Captain, the undeclared leader of the band, was skinny and pale. It was hard to believe he could become the respected one in a group of rough, heedless little monsters. But his eyes were dark and intelligent, and his voice had an authoritative tone. Most importantly, as class leader, he bore much weight with the Teachers. He didn’t necessarily like the scratches on paper, but he read them well. He also understood the alien symbols that sometimes meant apples being taken away or more apples dumped in, or in other words, Math. This elevated her almost to the level of a god among the children. Cow was another matter. She liked good food, good movies, good clothes, and good friends. Though her flat nose did not help her beauty, she liked to preen and comb and stare at the mirror. This was incomprehensible to Shorty, who liked better to fight, or spin new stories. Now Cow, curious, spoke up. “Shortages…of what?”

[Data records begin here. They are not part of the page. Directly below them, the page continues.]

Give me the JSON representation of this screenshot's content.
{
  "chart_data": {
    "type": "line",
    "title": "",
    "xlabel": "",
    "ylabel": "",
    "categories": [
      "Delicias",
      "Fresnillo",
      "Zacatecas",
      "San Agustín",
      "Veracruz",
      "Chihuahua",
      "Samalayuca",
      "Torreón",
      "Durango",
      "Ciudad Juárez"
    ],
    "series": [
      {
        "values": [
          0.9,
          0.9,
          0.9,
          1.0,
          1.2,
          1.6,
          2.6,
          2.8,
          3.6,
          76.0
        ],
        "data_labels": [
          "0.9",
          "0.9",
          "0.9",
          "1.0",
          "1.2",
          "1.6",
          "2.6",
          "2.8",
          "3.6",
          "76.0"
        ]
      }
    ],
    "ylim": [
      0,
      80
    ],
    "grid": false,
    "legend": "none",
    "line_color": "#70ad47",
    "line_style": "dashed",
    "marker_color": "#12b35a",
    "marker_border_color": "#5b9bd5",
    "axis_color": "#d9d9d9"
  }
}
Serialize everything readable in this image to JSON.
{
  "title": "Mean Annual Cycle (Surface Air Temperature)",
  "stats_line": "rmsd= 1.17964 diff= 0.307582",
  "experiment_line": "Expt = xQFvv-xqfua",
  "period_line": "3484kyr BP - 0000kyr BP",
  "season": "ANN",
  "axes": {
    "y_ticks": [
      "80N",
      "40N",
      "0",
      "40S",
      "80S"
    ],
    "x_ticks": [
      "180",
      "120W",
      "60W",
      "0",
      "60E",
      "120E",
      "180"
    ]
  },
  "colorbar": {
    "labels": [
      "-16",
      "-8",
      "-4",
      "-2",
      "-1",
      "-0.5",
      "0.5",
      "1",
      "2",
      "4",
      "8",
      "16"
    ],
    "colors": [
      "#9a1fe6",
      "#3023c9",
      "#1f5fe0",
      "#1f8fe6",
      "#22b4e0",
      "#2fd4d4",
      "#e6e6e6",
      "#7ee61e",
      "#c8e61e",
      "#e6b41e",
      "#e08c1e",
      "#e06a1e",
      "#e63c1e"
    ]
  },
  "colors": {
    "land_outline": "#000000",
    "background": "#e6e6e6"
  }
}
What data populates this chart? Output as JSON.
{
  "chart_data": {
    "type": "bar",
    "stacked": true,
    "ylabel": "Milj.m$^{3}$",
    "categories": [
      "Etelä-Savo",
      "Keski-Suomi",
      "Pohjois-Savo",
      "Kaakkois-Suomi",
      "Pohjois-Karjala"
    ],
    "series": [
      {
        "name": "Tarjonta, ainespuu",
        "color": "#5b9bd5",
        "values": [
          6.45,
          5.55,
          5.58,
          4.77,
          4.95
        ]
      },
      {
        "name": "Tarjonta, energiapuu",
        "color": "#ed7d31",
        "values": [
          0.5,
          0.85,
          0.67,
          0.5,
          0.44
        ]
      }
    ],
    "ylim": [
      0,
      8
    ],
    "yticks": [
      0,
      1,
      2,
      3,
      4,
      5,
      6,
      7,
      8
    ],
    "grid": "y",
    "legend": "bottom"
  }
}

“Food, stupid, food. We all gonna run out of food and starve or something. I heard a Teacher whispering about it yesterday.” It was Shorty who answered. “I hear that when you don’t have food you get really skinny but your stomach bloats up…”

“And?” pressed Cow earnestly.

“And…and you explode! Like a balloon the Sand Rats used,” explained Shorty, and Cow made a disgusted face.

“That’s not gonna happen,” said another voice, and Shorty grinned because it was her friend Squirrel, who sat down without ceremony. “We always have the two cats kept in the Petting Zoo. We won’t eat the dog until last because I like dogs.”

“Well, what if we eat all the animals in the Petting Zoo? What next?” asked Captain, ever the thinker.

“I bet there’s tons of food buried under the cafeteria. Where else do they get the food? And we can buy lots of snacks in the school shop. After that, there’s always grass roots in the field,” answered Squirrel confidently. She was a tall and plump girl, full of wit and always sure of her rightness.

“There’s no buried food, silly. It’s in the storage. I know where it is,” said Shorty, impaling another piece of chicken on her fork. But suddenly, she began to think about it seriously. What if there was really going to be no food left? She had heard about this from her parents, a period without food and when everyone starved and…but she had never seen it happen. This was a peaceful age. There was no war, no fear, no lack of anything.

“What’s the word for it, Captain? The word for the time with no food?” Shorty turned to the dictionary Captain.

“Umm…’famine’,” he replied. “Well I don’t think they really gonna have a famine. I mean, come on. Don’t they grow lots and lots of food in those big fields we see on TV with the tractors and stuff?”

“Well, if it comes to it we can always eat a Teacher,” joked Squirrel, but everyone fell silent.

“You mustn’t say something like that, Squirrel,” whispered Cow fearfully. “They’d hear and you’d get punished. Big ruler and whack!”

With that, the talk about the food shortages was over, because a kid had just been caught trying to dump his leftovers away. A Teacher silenced the whole cafeteria and began to drone on relentlessly about the wastefulness of the modern generation. Then they were all sent to the dorm. There, Shorty and Squirrel both claimed an empty bed as territory, and they fought with pillows. Shorty won because she was strong and liked winning, and she forgot all about her fear of the famine. Then they began to jump on their beds until the ceilings shook with their laughter. After that a Teacher yelled, and they all went to bed.

The next morning, the children pranced to the cafeteria, but there was no breakfast.